While Prof LeCun agreed that AI control should not be in the hands of just a few corporate entities, he said that building objective-driven AI with human-like intelligence was necessary to achieve what he saw as the future of AI — a world where everyone is walking around with intelligent virtual assistants. The solution, he argued, lay in open-source AI.
Singapore as a nexus
NUS President Professor Tan Eng Chye, who delivered remarks at both events, was confident AI would continue to shape human civilisation.
“When applied thoughtfully, AI can help resolve some of our biggest challenges,” he said, citing its applications in managing healthcare needs of rapidly ageing populations and optimising urban systems for efficiency. “The question remains: how will AI continue to innovate?”
On the market implications of AI, Prof Bengio warned that the rise of super-AI companies could trigger an economic upheaval if these firms use their superintelligent AI technologies to dominate markets by offering superior services at lower costs. “They could potentially wipe out the economy of the planet, except for their profit,” he cautioned.
Prof LeCun offered a different take, based on what he believed to be the consensus among economists: “We are not going to run out of jobs because we are not going to run out of problems to solve.”

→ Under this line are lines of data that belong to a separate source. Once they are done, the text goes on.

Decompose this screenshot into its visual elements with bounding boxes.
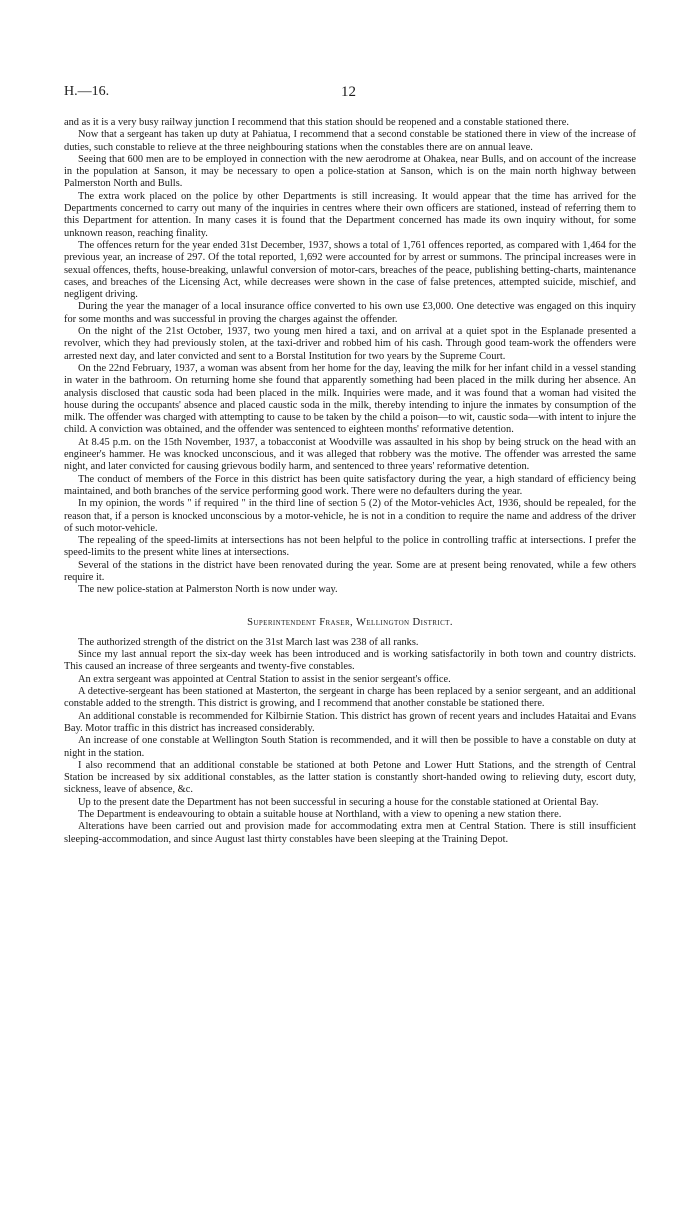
paragraph: The repealing of the speed-limits at intersections has not been helpful to the police in controlling traffic at intersections. I prefer the speed-limits to the present white lines at intersections. [64,535,636,559]
paragraph: The extra work placed on the police by other Departments is still increasing. It would appear that the time has arrived for the Departments concerned to carry out many of the inquiries in centres where their own officers are stationed, instead of referring them to this Department for attention. In many cases it is found that the Department concerned has made its own inquiry without, for some unknown reason, reaching finality. [64,190,636,239]
paragraph: The offences return for the year ended 31st December, 1937, shows a total of 1,761 offences reported, as compared with 1,464 for the previous year, an increase of 297. Of the total reported, 1,692 were accounted for by arrest or summons. The principal increases were in sexual offences, thefts, house-breaking, unlawful conversion of motor-cars, breaches of the peace, publishing betting-charts, maintenance cases, and breaches of the Licensing Act, while decreases were shown in the case of false pretences, attempted suicide, mischief, and negligent driving. [64,239,636,301]
paragraph: The Department is endeavouring to obtain a suitable house at Northland, with a view to opening a new station there. [78,809,562,821]
paragraph: Several of the stations in the district have been renovated during the year. Some are at present being renovated, while a few others require it. [64,559,636,583]
paragraph: Since my last annual report the six-day week has been introduced and is working satisfactorily in both town and country districts. This caused an increase of three sergeants and twenty-five constables. [64,649,636,673]
paragraph: On the 22nd February, 1937, a woman was absent from her home for the day, leaving the milk for her infant child in a vessel standing in water in the bathroom. On returning home she found that apparently something had been placed in the milk during her absence. An analysis disclosed that caustic soda had been placed in the milk. Inquiries were made, and it was found that a woman had visited the house during the occupants' absence and placed caustic soda in the milk, thereby intending to injure the inmates by consumption of the milk. The offender was charged with attempting to cause to be taken by the child a poison—to wit, caustic soda—with intent to injure the child. A conviction was obtained, and the offender was sentenced to eighteen months' reformative detention. [64,362,636,436]
section-heading: Superintendent Fraser, Wellington District. [247,616,453,628]
paragraph: Up to the present date the Department has not been successful in securing a house for the constable stationed at Oriental Bay. [78,796,599,808]
page-number: 12 [341,84,356,100]
paragraph: The new police-station at Palmerston North is now under way. [78,584,338,596]
paragraph: I also recommend that an additional constable be stationed at both Petone and Lower Hutt Stations, and the strength of Central Station be increased by six additional constables, as the latter station is constantly short-handed owing to relieving duty, escort duty, sickness, leave of absence, &c. [64,759,636,796]
document-body [64,117,636,846]
paragraph: An additional constable is recommended for Kilbirnie Station. This district has grown of recent years and includes Hataitai and Evans Bay. Motor traffic in this district has increased considerably. [64,710,636,734]
paragraph: On the night of the 21st October, 1937, two young men hired a taxi, and on arrival at a quiet spot in the Esplanade presented a revolver, which they had previously stolen, at the taxi-driver and robbed him of his cash. Through good team-work the offenders were arrested next day, and later convicted and sent to a Borstal Institution for two years by the Supreme Court. [64,326,636,362]
paragraph: Now that a sergeant has taken up duty at Pahiatua, I recommend that a second constable be stationed there in view of the increase of duties, such constable to relieve at the three neighbouring stations when the constables there are on annual leave. [64,129,636,153]
paragraph: and as it is a very busy railway junction I recommend that this station should be reopened and a constable stationed there. [64,117,569,128]
paragraph: A detective-sergeant has been stationed at Masterton, the sergeant in charge has been replaced by a senior sergeant, and an additional constable added to the strength. This district is growing, and I recommend that another constable be stationed there. [64,686,636,710]
paragraph: The authorized strength of the district on the 31st March last was 238 of all ranks. [78,636,419,648]
document-reference: H.—16. [64,84,110,99]
paragraph: The conduct of members of the Force in this district has been quite satisfactory during the year, a high standard of efficiency being maintained, and both branches of the service performing good work. There were no defaulters during the year. [64,473,636,497]
paragraph: During the year the manager of a local insurance office converted to his own use £3,000. One detective was engaged on this inquiry for some months and was successful in proving the charges against the offender. [64,301,636,325]
paragraph: An extra sergeant was appointed at Central Station to assist in the senior sergeant's office. [78,673,451,685]
paragraph: In my opinion, the words " if required " in the third line of section 5 (2) of the Motor-vehicles Act, 1936, should be repealed, for the reason that, if a person is knocked unconscious by a motor-vehicle, he is not in a condition to require the name and address of the driver of such motor-vehicle. [64,498,636,534]
paragraph: Alterations have been carried out and provision made for accommodating extra men at Central Station. There is still insufficient sleeping-accommodation, and since August last thirty constables have been sleeping at the Training Depot. [64,821,636,845]
paragraph: An increase of one constable at Wellington South Station is recommended, and it will then be possible to have a constable on duty at night in the station. [64,735,636,759]
page-header [64,84,636,104]
paragraph: At 8.45 p.m. on the 15th November, 1937, a tobacconist at Woodville was assaulted in his shop by being struck on the head with an engineer's hammer. He was knocked unconscious, and it was alleged that robbery was the motive. The offender was arrested the same night, and later convicted for causing grievous bodily harm, and sentenced to three years' reformative detention. [64,436,636,473]
paragraph: Seeing that 600 men are to be employed in connection with the new aerodrome at Ohakea, near Bulls, and on account of the increase in the population at Sanson, it may be necessary to open a police-station at Sanson, which is on the main north highway between Palmerston North and Bulls. [64,153,636,190]
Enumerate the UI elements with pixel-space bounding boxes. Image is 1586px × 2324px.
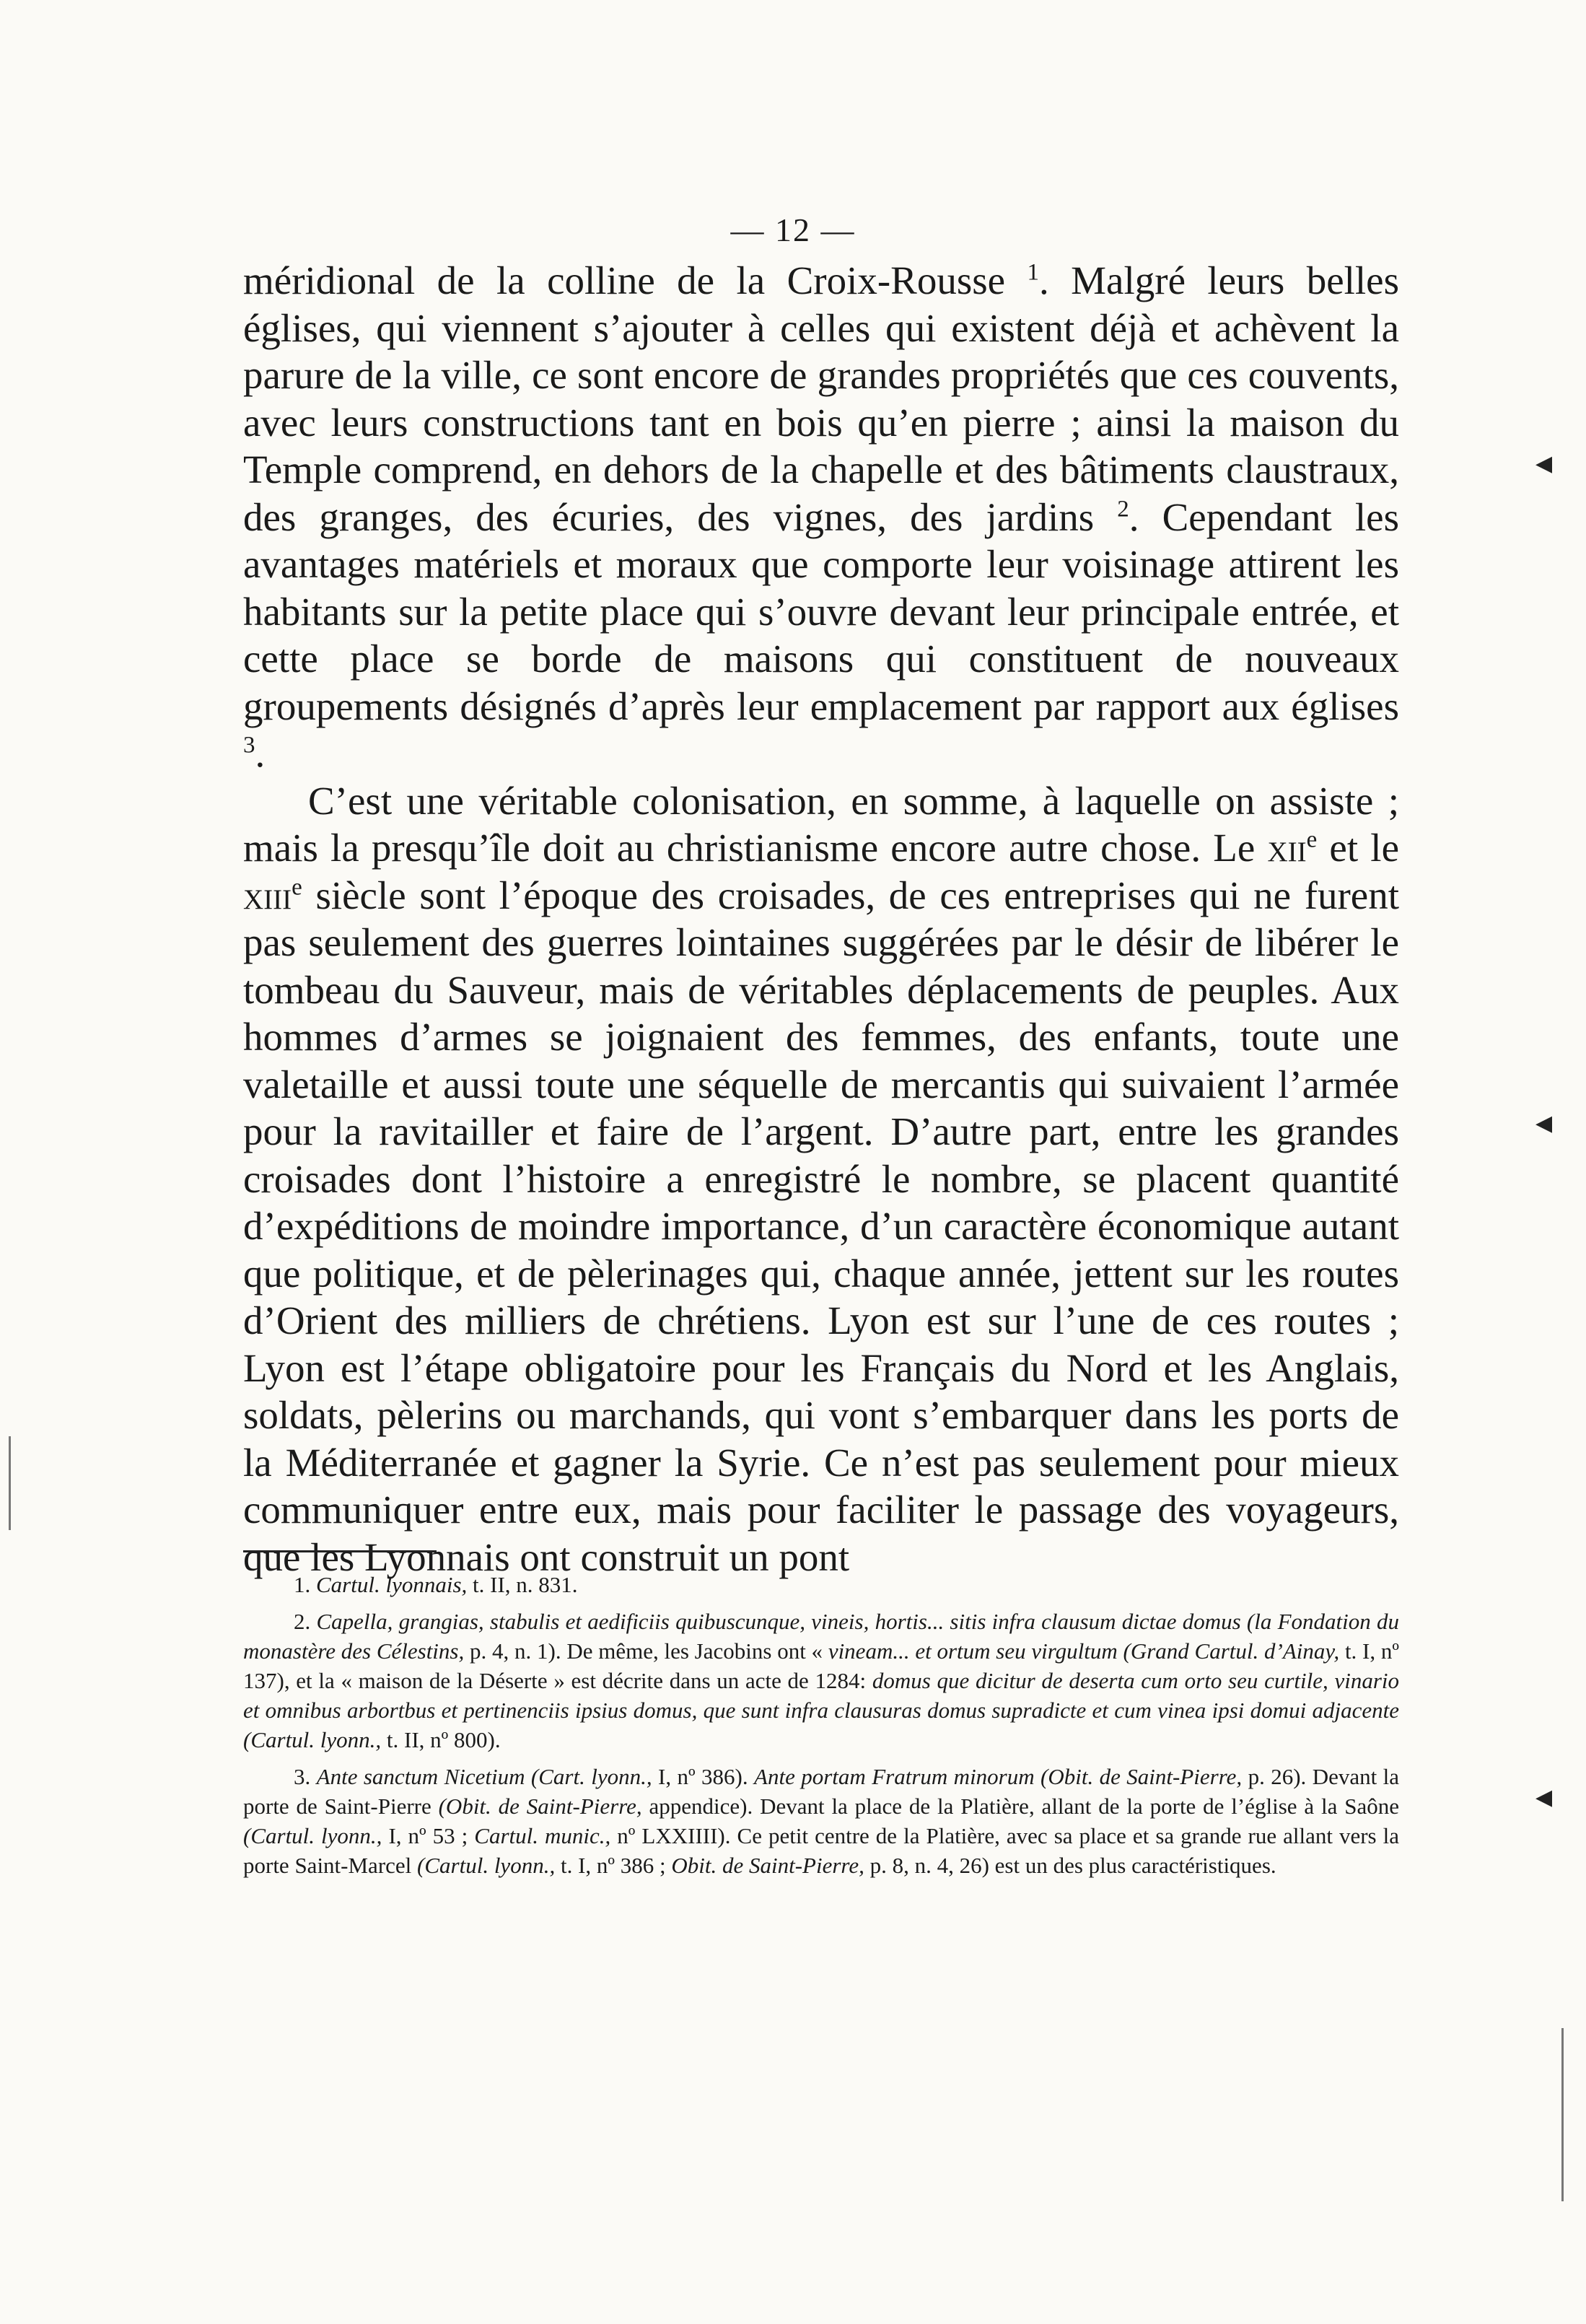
margin-arrow-icon: ◀ — [1535, 1111, 1553, 1135]
footnotes — [243, 1570, 1399, 1887]
text-span: t. II, nº 800). — [381, 1727, 501, 1752]
italic-span: Obit. de Saint-Pierre, — [671, 1853, 864, 1878]
text-span: . Malgré leurs belles églises, qui viennent s’ajouter à celles qui existent déjà et achèvent la parure de la ville, ce sont encore de grandes propriétés que ces couvents, avec leurs constructions tant en bois qu’en pierre ; ainsi la maison du Temple comprend, en dehors de la chapelle et des bâtiments claustraux, des granges, des écuries, des vignes, des jardins — [243, 258, 1399, 539]
footnote-number: 3. — [294, 1764, 317, 1789]
paragraph-1 — [243, 257, 1399, 777]
text-span: I, nº 386). — [652, 1764, 755, 1789]
text-span: nº LXXIIII). Ce petit centre de la Platière, avec sa place et sa grande rue allant vers la porte Saint-Marcel — [243, 1823, 1399, 1878]
footnote-ref-1: 1 — [1027, 259, 1039, 286]
scan-artifact-line — [9, 1436, 11, 1530]
text-span: appendice). Devant la place de la Platière, allant de la porte de l’église à la Saône — [641, 1794, 1399, 1819]
text-span: t. I, nº 137), et la « maison de la Déserte » est décrite dans un acte de 1284: — [243, 1638, 1399, 1693]
text-span: C’est une véritable colonisation, en somme, à laquelle on assiste ; mais la presqu’île doit au christianisme encore autre chose. Le — [243, 778, 1399, 870]
footnote-3 — [243, 1762, 1399, 1880]
text-span: méridional de la colline de la Croix-Rousse — [243, 258, 1028, 302]
text-span: . Cependant les avantages matériels et moraux que comporte leur voisinage attirent les habitants sur la petite place qui s’ouvre devant leur principale entrée, et cette place se borde de maisons qui constituent de nouveaux groupements désignés d’après leur emplacement par rapport aux églises — [243, 494, 1400, 728]
text-span: p. 26). Devant la porte de Saint-Pierre — [243, 1764, 1399, 1819]
italic-span: Ante portam Fratrum minorum (Obit. de Saint-Pierre, — [754, 1764, 1243, 1789]
text-span: p. 8, n. 4, 26) est un des plus caractéristiques. — [864, 1853, 1276, 1878]
text-span: t. I, nº 386 ; — [555, 1853, 672, 1878]
text-span: et le — [1317, 826, 1399, 870]
page-number: — 12 — — [730, 211, 856, 248]
century-numeral: xii — [1267, 826, 1307, 870]
margin-arrow-icon: ◀ — [1535, 1786, 1553, 1809]
text-span: I, nº 53 ; — [382, 1823, 475, 1848]
italic-span: Ante sanctum Nicetium (Cart. lyonn., — [316, 1764, 652, 1789]
footnote-divider — [243, 1550, 437, 1552]
ordinal-suffix: e — [292, 874, 302, 901]
scan-artifact-line — [1561, 2028, 1564, 2201]
paragraph-2 — [243, 777, 1399, 1581]
text-span: p. 4, n. 1). De même, les Jacobins ont « — [464, 1638, 828, 1664]
italic-span: Cartul. munic., — [474, 1823, 611, 1848]
footnote-number: 2. — [294, 1609, 317, 1634]
italic-span: vineam... et ortum seu virgultum (Grand Cartul. d’Ainay, — [828, 1638, 1340, 1664]
italic-span: Cartul. lyonnais, — [316, 1572, 468, 1597]
italic-span: (Cartul. lyonn., — [417, 1853, 556, 1878]
margin-arrow-icon: ◀ — [1535, 452, 1553, 476]
footnote-ref-3: 3 — [243, 732, 255, 759]
italic-span: (Cartul. lyonn., — [243, 1823, 382, 1848]
footnote-number: 1. — [294, 1572, 316, 1597]
italic-span: (Obit. de Saint-Pierre, — [438, 1794, 642, 1819]
footnote-2 — [243, 1607, 1399, 1755]
italic-span: domus que dicitur de deserta cum orto seu curtile, vinario et omnibus arbortbus et pertinenciis ipsius domus, que sunt infra clausuras domus supradicte et cum vinea ipsi domui adjacente (Cartul. lyonn., — [243, 1668, 1399, 1752]
text-span: t. II, n. 831. — [467, 1572, 578, 1597]
main-text — [243, 257, 1399, 1581]
footnote-1 — [243, 1570, 1399, 1599]
text-span: . — [255, 731, 266, 775]
ordinal-suffix: e — [1306, 826, 1318, 853]
century-numeral: xiii — [243, 873, 292, 917]
italic-span: Capella, grangias, stabulis et aedificiis quibuscunque, vineis, hortis... sitis infra clausum dictae domus (la Fondation du monastère des Célestins, — [243, 1609, 1399, 1664]
text-span: siècle sont l’époque des croisades, de ces entreprises qui ne furent pas seulement des guerres lointaines suggérées par le désir de libérer le tombeau du Sauveur, mais de véritables déplacements de peuples. Aux hommes d’armes se joignaient des femmes, des enfants, toute une valetaille et aussi toute une séquelle de mercantis qui suivaient l’armée pour la ravitailler et faire de l’argent. D’autre part, entre les grandes croisades dont l’histoire a enregistré le nombre, se placent quantité d’expéditions de moindre importance, d’un caractère économique autant que politique, et de pèlerinages qui, chaque année, jettent sur les routes d’Orient des milliers de chrétiens. Lyon est sur l’une de ces routes ; Lyon est l’étape obligatoire pour les Français du Nord et les Anglais, soldats, pèlerins ou marchands, qui vont s’embarquer dans les ports de la Méditerranée et gagner la Syrie. Ce n’est pas seulement pour mieux communiquer entre eux, mais pour faciliter le passage des voyageurs, que les Lyonnais ont construit un pont — [243, 873, 1399, 1579]
footnote-ref-2: 2 — [1117, 496, 1129, 523]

He stressed the importance of “deep technical knowledge”, and advised students to pursue subjects with a “longer shelf life”. Faced with the choice of taking a course on mobile app programming or one on quantum mechanics, he recommends choosing the latter because the underlying methods and thinking skills it imparts are likely to remain relevant even as technologies evolve.
AI development also presented opportunities for Singapore, suggested Prof LeCun, responding to a question from the moderator, NUS AI Institute Director and Provost's Chair Professor of Computer Science, Professor Mohan Kankanhalli.
Currently, the data being used to train AI systems does not represent the full diversity of cultures, languages and value systems in the world. But AI-relevant data should not be filtered only by AI companies in China or the West Coast of the United States, Prof LeCun added.
He laid out a future where organisations in the US, China, and Europe would provide foundation models — which are expensive to build — as open-source infrastructure that could be trained collaboratively with players in other countries.
This is where Singapore, and its universities such as NUS, could play a key role: working with others in Southeast Asia to gather data to train worldwide foundational models, and providing computing infrastructure, expertise, and data centres.
“It could be a nexus for Asia,” Prof LeCun added.